From 11:15 to 12:45 that day, there’s an interesting poster by a team of researchers from the University of Limerick titled Can Visual Priming Affect the Perceived Sound Quality of a Voice Signal in Voice over Internet Protocol (VoIP) Applications? This builds on work we discussed in a previous blog entry, where they did a perceptual study of DFA Faders, looking at how people’s perception of mixing changes when the sound engineer only pretends to make an adjustment.

As expected given the location, there’s lots of great work being presented by Italian researchers. The first one that caught my eye is the 2:30-4 poster on Active noise control for snoring reduction. Whether you’re a loud snorer, sleep next to someone who is a loud snorer or just interested in unusual applications of audio signal processing, this one is worth checking out.
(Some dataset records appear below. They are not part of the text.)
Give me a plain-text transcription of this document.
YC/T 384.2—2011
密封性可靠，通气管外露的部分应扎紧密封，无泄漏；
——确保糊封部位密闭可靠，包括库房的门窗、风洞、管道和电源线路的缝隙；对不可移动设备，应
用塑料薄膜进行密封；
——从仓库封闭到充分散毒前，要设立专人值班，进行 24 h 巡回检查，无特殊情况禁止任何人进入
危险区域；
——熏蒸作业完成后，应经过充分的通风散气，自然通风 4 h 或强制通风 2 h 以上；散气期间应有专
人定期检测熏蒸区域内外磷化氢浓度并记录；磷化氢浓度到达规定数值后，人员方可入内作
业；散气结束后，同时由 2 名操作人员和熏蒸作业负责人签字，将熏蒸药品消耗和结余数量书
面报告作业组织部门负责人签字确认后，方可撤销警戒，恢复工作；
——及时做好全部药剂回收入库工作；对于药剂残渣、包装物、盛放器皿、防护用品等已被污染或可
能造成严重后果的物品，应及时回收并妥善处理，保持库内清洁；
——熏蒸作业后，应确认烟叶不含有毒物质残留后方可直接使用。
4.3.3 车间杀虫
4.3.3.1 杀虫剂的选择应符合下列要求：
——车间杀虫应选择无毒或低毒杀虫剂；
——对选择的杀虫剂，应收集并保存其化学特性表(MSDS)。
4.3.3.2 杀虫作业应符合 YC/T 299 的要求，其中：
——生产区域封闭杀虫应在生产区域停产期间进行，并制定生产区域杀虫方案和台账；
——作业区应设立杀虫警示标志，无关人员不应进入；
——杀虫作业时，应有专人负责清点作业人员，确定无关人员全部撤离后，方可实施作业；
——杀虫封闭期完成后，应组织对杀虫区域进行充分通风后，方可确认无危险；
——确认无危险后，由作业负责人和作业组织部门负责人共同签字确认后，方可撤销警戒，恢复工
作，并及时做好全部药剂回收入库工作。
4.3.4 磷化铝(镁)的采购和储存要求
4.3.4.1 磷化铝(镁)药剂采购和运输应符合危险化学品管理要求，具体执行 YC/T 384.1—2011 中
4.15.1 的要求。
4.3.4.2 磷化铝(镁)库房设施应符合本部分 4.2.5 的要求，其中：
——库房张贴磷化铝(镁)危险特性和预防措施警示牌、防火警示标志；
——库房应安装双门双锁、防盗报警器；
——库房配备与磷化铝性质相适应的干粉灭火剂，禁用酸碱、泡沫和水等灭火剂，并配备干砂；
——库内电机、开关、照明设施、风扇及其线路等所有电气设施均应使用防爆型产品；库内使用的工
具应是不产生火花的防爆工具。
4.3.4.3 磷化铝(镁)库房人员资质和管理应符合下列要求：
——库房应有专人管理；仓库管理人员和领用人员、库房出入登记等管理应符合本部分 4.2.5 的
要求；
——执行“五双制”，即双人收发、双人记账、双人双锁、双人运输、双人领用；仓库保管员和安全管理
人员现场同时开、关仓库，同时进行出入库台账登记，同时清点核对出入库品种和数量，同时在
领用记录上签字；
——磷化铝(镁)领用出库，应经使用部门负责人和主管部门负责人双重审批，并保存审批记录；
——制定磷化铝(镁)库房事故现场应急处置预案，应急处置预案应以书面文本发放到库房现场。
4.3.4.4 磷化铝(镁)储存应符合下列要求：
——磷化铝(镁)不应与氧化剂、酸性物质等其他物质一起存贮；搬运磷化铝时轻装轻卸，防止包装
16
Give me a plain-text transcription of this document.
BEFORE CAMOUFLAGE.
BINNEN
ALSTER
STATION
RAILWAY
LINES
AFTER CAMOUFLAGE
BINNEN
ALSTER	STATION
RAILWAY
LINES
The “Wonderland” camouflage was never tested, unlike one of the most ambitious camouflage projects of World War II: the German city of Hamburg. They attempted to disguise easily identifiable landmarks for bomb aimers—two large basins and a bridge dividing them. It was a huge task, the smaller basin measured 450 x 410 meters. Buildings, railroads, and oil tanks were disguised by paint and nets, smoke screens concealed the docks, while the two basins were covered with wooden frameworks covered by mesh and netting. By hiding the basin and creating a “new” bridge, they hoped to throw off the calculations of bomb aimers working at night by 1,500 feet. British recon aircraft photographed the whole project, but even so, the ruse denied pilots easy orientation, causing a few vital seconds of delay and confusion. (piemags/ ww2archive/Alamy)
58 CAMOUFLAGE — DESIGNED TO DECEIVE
Do you get annoyed sometimes when driving and the road surface changes to something really noisy? Surely someone should do a study and find out which roads are noisiest so that then we can put a bit of effort into better road design and better in-vehicle equalisation and noise reduction? Well, now its finally happened with this paper in the same session on Deep Neural Networks for Road Surface Roughness Classification from Acoustic Signals.

Thursday, May 24

If you were to spend only one day this year immersing yourself in frontier audio engineering research, this is the day to do it.

How do people mix music differently in different countries? And do people perceive the mixes differently based on their different cultural backgrounds? These are the sorts of questions our research team here have been asking. Find out more in this 9:30 presentation by Amandine Pras. She led this Case Study of Cultural Influences on Mixing Practices, in collaboration with Brecht De Man (now with Birmingham City University) and myself.

Rod Selfridge has been blazing new trails in sound synthesis and procedural audio. He won the Best Student Paper Award at AES 141st Convention and the Best Paper Award at Sound and Music Computing. He’ll give another great presentation at noon on Physically Derived Synthesis Model of an Edge Tone which was also discussed in a recent blog entry.

I love the title of this next paper, Miniaturized Noise Generation System—A Simulation of a Simulation, which will be presented at 2:30pm by researchers from Intel Technology in Gdansk, Poland. This idea of a meta-simulation is not as uncommon as you might think; we do digital emulation of old analogue synthesizers, and I’ve seen papers on numerical models of Foley rain sound generators.

A highlight for our team here is our 2:45 pm presentation, FXive: A Web Platform for Procedural Sound Synthesis. We’ll be unveiling a disruptive innovation for sound design, FXive.com, aimed at replacing reliance on sound effect libraries. Please come check it out, and get in touch with the presenters or any members of the team to find out more.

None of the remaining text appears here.